Quantitative assessment of swelling represents a serious difficulty. Post-surgical facial edema is difficult to quantify accurately, since it requires a three-dimensional measurement with an irregular, convex surface and might happen internally moreover as externally.15 Over the years, numerous researchers have tried various techniques in an attempt to objectively measure edema, most of which are indirect assessment of the altered facial contours. Measurement tools include standardized stereo-radiographic or photographic measurements, computed tomography, linear measurement, varnier-calipers to live cheek-girth, modified face-bow devices, ultrasonography, facial plethysmographs or various other means of taking direct facial measurements.16 No technique has been proven to be superior or more accurate in analyzing swelling; hence for the practicality of low-cost and equally reliable technique, we used linear measurement technique supported designated facial points for assessment.

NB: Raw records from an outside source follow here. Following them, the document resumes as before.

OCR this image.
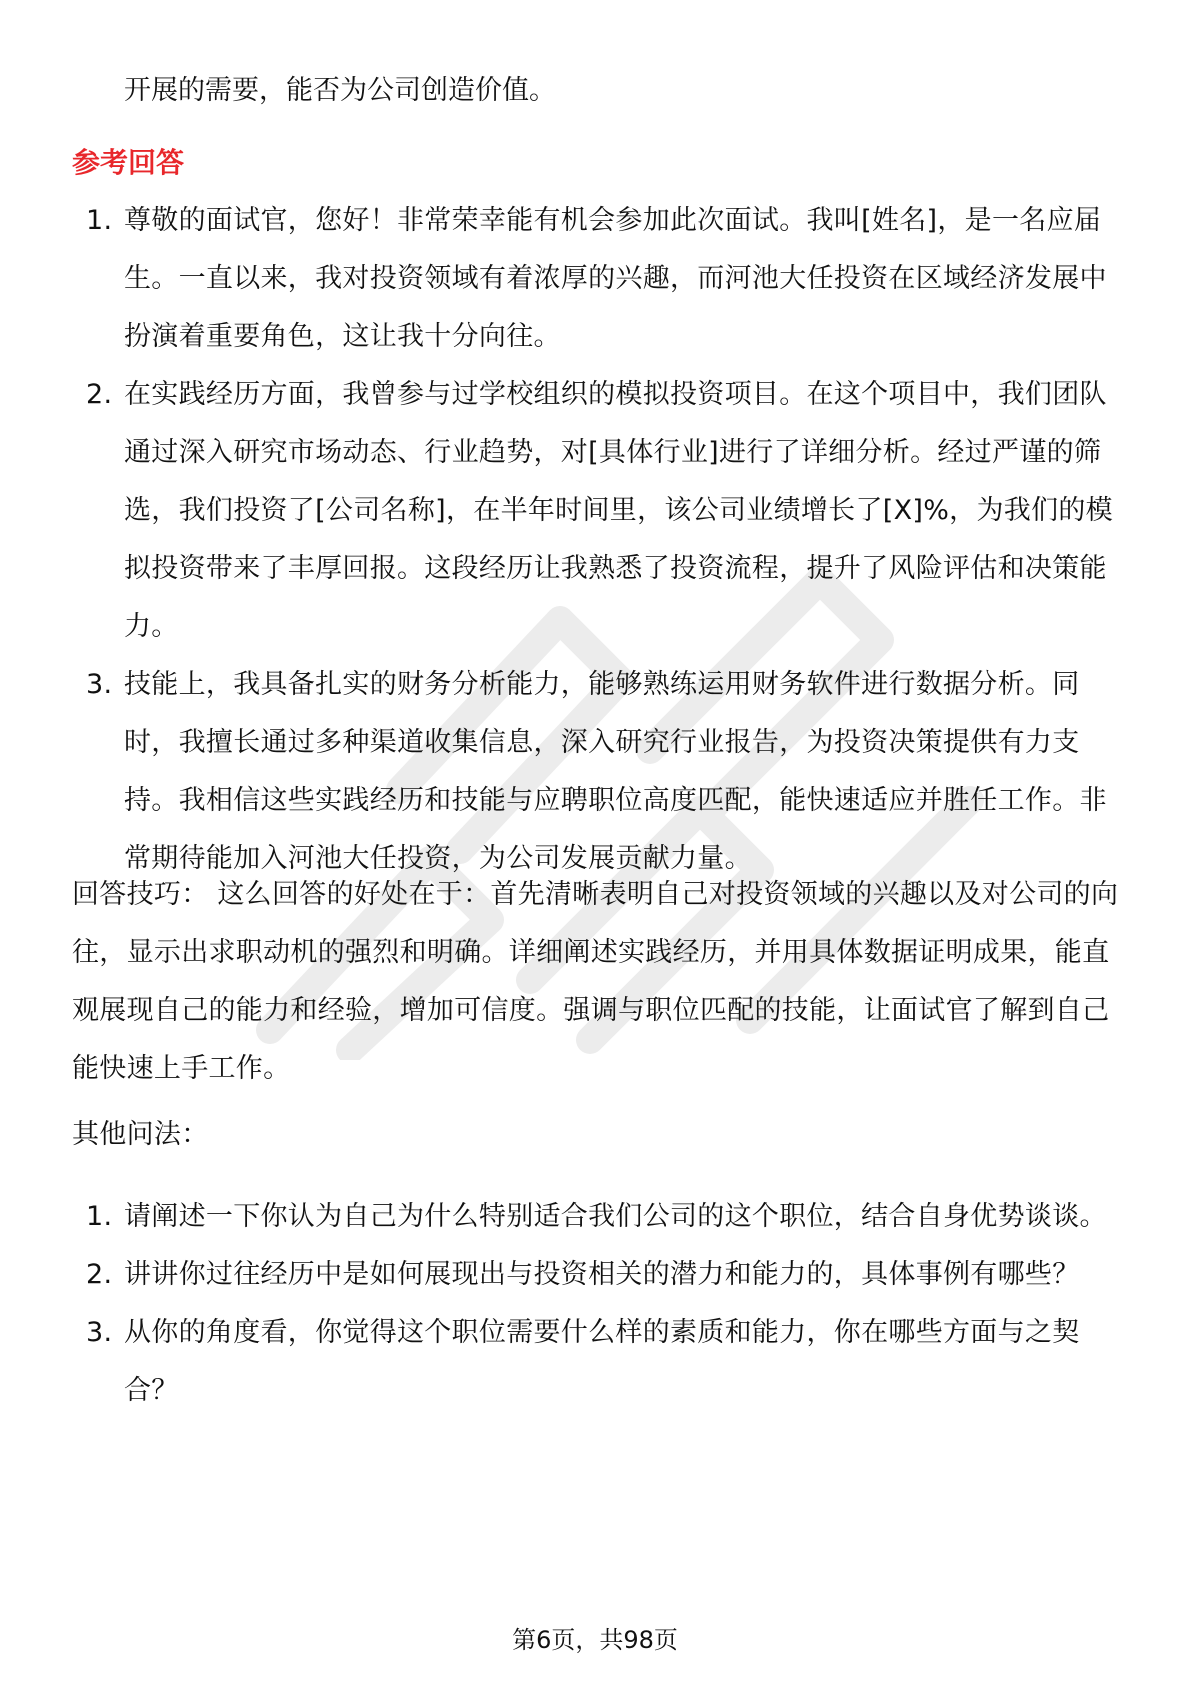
开展的需要，能否为公司创造价值。
参考回答
1. 尊敬的面试官，您好！非常荣幸能有机会参加此次面试。我叫[姓名]，是一名应届生。一直以来，我对投资领域有着浓厚的兴趣，而河池大任投资在区域经济发展中扮演着重要角色，这让我十分向往。
2. 在实践经历方面，我曾参与过学校组织的模拟投资项目。在这个项目中，我们团队通过深入研究市场动态、行业趋势，对[具体行业]进行了详细分析。经过严谨的筛选，我们投资了[公司名称]，在半年时间里，该公司业绩增长了[X]%，为我们的模拟投资带来了丰厚回报。这段经历让我熟悉了投资流程，提升了风险评估和决策能力。
3. 技能上，我具备扎实的财务分析能力，能够熟练运用财务软件进行数据分析。同时，我擅长通过多种渠道收集信息，深入研究行业报告，为投资决策提供有力支持。我相信这些实践经历和技能与应聘职位高度匹配，能快速适应并胜任工作。非常期待能加入河池大任投资，为公司发展贡献力量。
回答技巧： 这么回答的好处在于：首先清晰表明自己对投资领域的兴趣以及对公司的向往，显示出求职动机的强烈和明确。详细阐述实践经历，并用具体数据证明成果，能直观展现自己的能力和经验，增加可信度。强调与职位匹配的技能，让面试官了解到自己能快速上手工作。
其他问法：
1. 请阐述一下你认为自己为什么特别适合我们公司的这个职位，结合自身优势谈谈。
2. 讲讲你过往经历中是如何展现出与投资相关的潜力和能力的，具体事例有哪些？
3. 从你的角度看，你觉得这个职位需要什么样的素质和能力，你在哪些方面与之契合？
第6页，共98页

The statistically significant difference in swelling between two groups was observed with Group II showing significantly less post-operative swelling at 2ndpost operative day while at 7th post-operative day, findings weren't significant. The results confirm that swelling may be a results of flap reflection and duration of surgery.3
Trismus after mandibular third molar surgery is sometimes caused by inflammation of the masticatory muscles or by transecting through the fibers of striated muscle while giving a distal release incision, resulting in spasm secondary to the raising of a mucoperiosteal flap. Significant difference on 2nd and 7th postoperative day was observed which is also a results of reflection of mucoperiosteal flap, pain and duration of surgery.8, 17 The interrelation between trismus and pain that mouth opening is painful after removal of impacted mandibular third molars and consequently avoided by patients to full extent. The hypothesis has been confirmed by an electromyographic study that restricted mandibular movement after this operation reflects a voluntary act to avoid pain.18
Flap design was a factor in determining the periodontal status of the second molar. In particular they found that the flap design which left an intact gingival collar on the distal surface of the second molar produced the greatest reduction in pocket depth.19 The difference in pocket depth between group I and group II was statistically significant at 1st and 2th postoperative month. This can be contributed to raising a flap and performing osteotomy distal to second molar in group I.
Limitations of the present study was the inclusion of different angulations of impacted third molars which should have been separately evaluated and compared with the techniques to further explore these parameters. However, we recommend additional studies with demarcated assessment of the type or difficulty of impaction with post-operative parameters to draw more definitive conclusion.
Lesser pain, swelling, trismus, and pocket depth distal to second molar was encountered in flapless third molar removal as compared to one with a conventional flap design. The flapless procedure to remove partially impacted mesioangular or horizontal third molars can significantly decrease postoperative discomfort of patient.